Les amis de Pancho Villa : Tomas Urbino, le copain d’enfance, Calixto, l’indien à qui il apprenait à lire, Felipe Angeles, l’expert en artillerie, et surtout Rodolfo Fierro, dit El Carnicero, le boucher, son bras droit. C’est à travers lui et son destin incroyable (il a accompagné Villa de 1910 jusqu’à sa mort) que Blake et Chemineau narrent ici l’épopée révolutionnaire mexicaine du début du XXème siècle : les premières luttes de Villa sous les ordres de Madero, contre Diaz, puis la création de la division du nord pour combattre Huerta, l’alliance avec Carranza, chef du parti constitutionnaliste puis le reniement de cette même alliance alors que Huerta était vaincu, le rapprochement avec Zapata pour lutter contre le nouvel ennemi : Carranza…Et au milieu de tout cela les gringos américains qui tentent de tirer les ficelles de loin pour protéger leurs propres intérêts !

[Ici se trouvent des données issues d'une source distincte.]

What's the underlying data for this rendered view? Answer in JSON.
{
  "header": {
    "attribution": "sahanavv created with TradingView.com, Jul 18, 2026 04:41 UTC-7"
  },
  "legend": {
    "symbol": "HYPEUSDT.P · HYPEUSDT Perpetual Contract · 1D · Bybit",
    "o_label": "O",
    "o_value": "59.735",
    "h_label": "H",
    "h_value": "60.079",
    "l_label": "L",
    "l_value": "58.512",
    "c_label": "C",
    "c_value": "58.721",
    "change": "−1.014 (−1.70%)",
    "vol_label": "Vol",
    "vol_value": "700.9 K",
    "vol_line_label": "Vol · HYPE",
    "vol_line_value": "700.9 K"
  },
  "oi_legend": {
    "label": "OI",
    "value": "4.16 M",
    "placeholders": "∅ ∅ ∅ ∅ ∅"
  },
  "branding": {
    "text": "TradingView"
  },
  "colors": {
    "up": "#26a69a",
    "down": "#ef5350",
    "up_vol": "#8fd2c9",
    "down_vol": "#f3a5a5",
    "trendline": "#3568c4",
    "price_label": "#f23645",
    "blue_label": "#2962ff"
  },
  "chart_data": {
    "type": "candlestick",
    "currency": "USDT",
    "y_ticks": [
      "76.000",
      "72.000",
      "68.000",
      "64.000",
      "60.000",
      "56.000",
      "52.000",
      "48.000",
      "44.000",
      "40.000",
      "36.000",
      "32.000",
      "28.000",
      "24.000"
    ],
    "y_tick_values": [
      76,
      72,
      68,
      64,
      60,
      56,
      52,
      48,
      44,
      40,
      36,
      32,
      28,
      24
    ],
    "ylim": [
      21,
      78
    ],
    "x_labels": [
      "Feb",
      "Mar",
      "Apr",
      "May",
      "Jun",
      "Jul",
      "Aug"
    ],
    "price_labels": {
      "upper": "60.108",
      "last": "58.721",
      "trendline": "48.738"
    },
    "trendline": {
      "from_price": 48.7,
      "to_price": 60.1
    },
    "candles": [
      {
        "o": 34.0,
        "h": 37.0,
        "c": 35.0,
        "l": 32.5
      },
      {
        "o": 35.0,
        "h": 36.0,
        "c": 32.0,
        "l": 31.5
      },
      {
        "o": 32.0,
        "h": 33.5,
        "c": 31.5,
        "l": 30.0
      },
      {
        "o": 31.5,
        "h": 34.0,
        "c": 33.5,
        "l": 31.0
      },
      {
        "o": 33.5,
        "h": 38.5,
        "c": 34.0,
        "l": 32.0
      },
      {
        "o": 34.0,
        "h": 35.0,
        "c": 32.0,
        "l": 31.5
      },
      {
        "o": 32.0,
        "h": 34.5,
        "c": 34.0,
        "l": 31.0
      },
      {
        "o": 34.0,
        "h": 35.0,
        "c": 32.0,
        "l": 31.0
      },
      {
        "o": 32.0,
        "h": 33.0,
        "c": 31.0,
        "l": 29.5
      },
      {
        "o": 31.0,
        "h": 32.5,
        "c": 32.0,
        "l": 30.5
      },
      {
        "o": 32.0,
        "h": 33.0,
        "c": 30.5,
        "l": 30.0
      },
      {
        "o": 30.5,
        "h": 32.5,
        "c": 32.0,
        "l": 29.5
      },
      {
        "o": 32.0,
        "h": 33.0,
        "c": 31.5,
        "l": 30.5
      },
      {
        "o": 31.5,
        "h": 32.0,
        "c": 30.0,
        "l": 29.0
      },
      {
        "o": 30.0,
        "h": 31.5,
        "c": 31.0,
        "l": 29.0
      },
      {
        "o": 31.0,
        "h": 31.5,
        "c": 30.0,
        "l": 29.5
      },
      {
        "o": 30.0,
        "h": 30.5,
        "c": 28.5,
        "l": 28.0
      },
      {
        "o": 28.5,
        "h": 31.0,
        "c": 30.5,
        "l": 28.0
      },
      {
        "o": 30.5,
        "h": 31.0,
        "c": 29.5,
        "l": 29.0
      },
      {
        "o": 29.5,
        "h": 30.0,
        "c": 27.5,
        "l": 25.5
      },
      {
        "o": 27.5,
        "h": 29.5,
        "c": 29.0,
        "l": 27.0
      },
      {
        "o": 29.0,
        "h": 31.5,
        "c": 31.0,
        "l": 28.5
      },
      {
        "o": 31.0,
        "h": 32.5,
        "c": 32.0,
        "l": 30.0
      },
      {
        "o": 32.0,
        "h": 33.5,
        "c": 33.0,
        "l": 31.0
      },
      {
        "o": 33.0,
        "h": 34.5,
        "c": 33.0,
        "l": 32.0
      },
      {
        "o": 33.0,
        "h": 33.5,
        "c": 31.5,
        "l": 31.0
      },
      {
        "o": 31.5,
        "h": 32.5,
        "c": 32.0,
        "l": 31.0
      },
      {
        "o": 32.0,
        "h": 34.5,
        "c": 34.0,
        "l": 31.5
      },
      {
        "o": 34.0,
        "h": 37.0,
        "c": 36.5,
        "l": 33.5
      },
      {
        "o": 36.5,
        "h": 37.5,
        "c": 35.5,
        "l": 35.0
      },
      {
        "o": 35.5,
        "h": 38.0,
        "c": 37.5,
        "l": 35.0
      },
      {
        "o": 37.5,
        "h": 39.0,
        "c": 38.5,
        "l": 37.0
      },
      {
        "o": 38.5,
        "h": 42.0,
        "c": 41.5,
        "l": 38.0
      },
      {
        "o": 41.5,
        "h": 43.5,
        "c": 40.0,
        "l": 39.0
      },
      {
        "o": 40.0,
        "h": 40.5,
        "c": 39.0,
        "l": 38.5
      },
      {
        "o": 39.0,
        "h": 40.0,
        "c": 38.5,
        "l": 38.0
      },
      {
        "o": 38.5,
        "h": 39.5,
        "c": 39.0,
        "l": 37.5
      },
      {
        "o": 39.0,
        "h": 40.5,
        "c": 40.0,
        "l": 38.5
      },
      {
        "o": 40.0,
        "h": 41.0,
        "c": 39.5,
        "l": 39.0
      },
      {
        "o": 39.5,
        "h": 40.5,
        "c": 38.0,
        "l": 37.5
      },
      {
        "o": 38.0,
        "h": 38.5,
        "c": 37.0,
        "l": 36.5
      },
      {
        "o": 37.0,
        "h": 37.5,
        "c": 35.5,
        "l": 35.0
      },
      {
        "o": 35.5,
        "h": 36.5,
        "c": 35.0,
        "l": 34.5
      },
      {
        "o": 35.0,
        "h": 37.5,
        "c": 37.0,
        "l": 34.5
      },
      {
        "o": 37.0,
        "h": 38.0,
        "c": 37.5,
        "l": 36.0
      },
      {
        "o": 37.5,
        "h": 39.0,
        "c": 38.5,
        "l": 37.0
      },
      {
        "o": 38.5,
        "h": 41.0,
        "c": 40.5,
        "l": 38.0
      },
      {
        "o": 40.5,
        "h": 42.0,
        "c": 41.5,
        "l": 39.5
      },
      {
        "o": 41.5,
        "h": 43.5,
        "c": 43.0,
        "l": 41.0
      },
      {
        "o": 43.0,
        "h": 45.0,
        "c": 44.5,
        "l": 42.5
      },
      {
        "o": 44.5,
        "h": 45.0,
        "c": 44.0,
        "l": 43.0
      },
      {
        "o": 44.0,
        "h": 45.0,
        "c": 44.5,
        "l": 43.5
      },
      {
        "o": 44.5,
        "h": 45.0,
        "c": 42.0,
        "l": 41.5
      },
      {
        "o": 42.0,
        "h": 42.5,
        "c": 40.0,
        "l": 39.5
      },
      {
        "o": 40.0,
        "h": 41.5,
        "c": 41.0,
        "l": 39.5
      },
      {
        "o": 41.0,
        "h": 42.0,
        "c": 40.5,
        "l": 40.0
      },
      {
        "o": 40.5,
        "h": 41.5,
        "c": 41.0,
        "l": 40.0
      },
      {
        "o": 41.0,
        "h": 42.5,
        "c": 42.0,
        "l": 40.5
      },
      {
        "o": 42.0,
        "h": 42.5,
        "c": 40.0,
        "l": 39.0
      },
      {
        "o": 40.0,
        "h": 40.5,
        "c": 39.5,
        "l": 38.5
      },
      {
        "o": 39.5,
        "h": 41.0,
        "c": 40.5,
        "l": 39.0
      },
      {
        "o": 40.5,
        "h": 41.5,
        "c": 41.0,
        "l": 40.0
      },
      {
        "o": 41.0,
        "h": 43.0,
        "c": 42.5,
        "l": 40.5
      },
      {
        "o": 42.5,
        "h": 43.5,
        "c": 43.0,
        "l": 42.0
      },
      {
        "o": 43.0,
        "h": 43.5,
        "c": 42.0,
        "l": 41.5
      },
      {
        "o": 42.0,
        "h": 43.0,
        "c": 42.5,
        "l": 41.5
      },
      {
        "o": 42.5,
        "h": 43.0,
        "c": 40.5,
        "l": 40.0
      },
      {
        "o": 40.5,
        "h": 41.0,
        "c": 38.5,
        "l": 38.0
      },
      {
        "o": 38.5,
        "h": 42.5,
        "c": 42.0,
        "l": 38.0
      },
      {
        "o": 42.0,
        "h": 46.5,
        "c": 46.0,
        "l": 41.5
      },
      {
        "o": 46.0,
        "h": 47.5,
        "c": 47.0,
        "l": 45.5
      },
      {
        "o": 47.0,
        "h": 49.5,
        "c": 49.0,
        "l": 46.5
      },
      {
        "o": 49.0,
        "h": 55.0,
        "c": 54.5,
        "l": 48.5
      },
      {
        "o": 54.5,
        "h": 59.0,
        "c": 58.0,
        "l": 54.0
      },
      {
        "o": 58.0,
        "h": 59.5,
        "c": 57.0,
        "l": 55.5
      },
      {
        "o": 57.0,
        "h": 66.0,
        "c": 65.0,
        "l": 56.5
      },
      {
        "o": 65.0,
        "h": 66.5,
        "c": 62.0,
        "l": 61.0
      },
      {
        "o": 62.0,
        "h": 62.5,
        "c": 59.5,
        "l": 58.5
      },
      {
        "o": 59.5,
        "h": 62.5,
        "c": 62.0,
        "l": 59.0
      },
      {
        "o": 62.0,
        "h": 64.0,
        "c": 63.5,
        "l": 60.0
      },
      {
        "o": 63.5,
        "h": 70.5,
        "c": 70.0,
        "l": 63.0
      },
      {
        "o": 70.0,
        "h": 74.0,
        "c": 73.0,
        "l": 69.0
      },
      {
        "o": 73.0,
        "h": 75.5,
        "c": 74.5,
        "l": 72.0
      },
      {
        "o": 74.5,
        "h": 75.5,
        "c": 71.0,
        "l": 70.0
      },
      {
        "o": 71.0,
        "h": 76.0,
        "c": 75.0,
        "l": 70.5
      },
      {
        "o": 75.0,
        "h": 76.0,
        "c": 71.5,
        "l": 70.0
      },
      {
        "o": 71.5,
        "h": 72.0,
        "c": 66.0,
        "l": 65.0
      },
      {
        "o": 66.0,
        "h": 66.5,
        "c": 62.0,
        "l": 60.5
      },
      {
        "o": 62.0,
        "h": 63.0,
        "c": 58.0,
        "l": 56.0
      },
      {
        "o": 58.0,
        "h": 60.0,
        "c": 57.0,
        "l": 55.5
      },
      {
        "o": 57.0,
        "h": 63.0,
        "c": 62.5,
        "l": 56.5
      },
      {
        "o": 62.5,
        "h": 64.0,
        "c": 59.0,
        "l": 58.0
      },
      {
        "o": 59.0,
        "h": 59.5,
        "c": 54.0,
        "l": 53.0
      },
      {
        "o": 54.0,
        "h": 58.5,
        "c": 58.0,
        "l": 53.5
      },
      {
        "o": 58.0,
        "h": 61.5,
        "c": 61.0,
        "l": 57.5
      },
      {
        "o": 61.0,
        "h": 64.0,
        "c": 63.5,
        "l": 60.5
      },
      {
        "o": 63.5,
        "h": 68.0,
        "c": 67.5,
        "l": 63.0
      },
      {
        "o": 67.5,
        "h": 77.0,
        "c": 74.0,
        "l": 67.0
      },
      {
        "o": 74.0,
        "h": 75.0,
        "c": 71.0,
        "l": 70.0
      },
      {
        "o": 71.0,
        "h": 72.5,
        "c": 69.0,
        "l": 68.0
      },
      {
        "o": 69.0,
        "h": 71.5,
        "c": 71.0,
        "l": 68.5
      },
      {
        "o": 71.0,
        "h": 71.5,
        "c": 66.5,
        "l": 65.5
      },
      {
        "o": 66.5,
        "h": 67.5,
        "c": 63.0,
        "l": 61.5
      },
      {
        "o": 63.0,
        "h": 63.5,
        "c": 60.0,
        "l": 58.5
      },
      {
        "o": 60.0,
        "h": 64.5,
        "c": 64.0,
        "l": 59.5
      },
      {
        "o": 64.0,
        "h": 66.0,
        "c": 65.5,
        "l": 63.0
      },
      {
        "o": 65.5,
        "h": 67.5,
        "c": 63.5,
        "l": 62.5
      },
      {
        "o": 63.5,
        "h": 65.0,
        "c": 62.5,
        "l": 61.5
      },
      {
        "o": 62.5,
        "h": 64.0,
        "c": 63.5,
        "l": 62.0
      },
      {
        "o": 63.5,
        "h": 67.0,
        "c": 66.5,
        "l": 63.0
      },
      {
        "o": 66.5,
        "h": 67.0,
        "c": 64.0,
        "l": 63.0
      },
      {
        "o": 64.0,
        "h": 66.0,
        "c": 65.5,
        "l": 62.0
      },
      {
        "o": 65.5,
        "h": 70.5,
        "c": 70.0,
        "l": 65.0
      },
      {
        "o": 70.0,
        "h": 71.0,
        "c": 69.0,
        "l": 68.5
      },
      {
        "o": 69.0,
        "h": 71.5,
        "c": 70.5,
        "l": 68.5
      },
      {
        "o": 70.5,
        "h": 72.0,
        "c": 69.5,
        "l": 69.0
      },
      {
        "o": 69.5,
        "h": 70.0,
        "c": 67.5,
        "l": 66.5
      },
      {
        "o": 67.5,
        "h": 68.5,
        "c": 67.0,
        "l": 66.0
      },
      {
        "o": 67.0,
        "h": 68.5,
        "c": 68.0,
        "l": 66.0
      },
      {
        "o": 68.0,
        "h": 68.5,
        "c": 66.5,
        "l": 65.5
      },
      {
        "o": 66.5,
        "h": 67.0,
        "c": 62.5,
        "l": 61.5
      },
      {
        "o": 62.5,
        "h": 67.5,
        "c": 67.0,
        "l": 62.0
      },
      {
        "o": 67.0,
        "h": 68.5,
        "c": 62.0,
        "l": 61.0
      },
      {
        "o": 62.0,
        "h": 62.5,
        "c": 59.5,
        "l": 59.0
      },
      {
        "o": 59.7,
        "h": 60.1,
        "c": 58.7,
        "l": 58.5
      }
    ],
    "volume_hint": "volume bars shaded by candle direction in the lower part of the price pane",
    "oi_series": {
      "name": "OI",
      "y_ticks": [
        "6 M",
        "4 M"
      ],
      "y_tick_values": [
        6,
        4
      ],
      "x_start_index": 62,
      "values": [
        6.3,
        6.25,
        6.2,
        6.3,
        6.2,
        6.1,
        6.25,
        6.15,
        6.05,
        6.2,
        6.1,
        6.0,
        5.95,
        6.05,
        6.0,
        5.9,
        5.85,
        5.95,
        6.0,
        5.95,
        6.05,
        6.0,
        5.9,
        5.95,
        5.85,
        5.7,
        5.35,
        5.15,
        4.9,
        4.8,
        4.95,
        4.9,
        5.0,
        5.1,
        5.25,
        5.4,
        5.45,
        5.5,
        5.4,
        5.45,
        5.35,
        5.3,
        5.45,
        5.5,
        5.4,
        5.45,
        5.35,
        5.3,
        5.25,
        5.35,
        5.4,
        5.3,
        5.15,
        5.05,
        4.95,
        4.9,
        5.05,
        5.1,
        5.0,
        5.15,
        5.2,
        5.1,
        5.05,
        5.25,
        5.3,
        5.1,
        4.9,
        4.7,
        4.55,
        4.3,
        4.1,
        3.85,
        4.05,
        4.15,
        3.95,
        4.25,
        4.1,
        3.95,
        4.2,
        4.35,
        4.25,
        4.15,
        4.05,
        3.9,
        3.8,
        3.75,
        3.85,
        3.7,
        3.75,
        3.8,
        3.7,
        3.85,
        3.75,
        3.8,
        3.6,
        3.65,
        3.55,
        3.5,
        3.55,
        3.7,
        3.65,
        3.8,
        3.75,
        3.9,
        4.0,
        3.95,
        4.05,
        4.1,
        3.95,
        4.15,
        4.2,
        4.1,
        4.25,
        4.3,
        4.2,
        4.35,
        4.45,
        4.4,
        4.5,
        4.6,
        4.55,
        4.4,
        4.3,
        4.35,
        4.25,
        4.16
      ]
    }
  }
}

Pour sa toute première bande dessinée, Chemineau livre avec « Les amis de Pancho Villa » une adaptation très convaincante du roman « Il, Fierro » de James Carlos Blake qui parvient notamment à restituer avec une grande crédibilité toute la violence et la complexité de ce chapitre de l’Histoire mexicaine fait d’alliances, de trahisons, de manigances politiques et de mauvais coups. Très rythmé et parfaitement dessiné (mention spéciale aux apparitions de maman la mort), le récit brosse aussi, en filigrane, un portrait très ambivalent et sans concessions de Pancho Villa et ses amis révolutionnaires : si l’on y sent de l’admiration pour le courage et la détermination de ces hommes, une certaine amertume se fait également sentir quand l’idéal révolutionnaire des débuts finit par se confondre avec le désir de pouvoir, la soif d’or et la volonté de rester entourés de jolies femmes… Un bon cru en tout cas pour la collection Rivages/Casterman/Noir.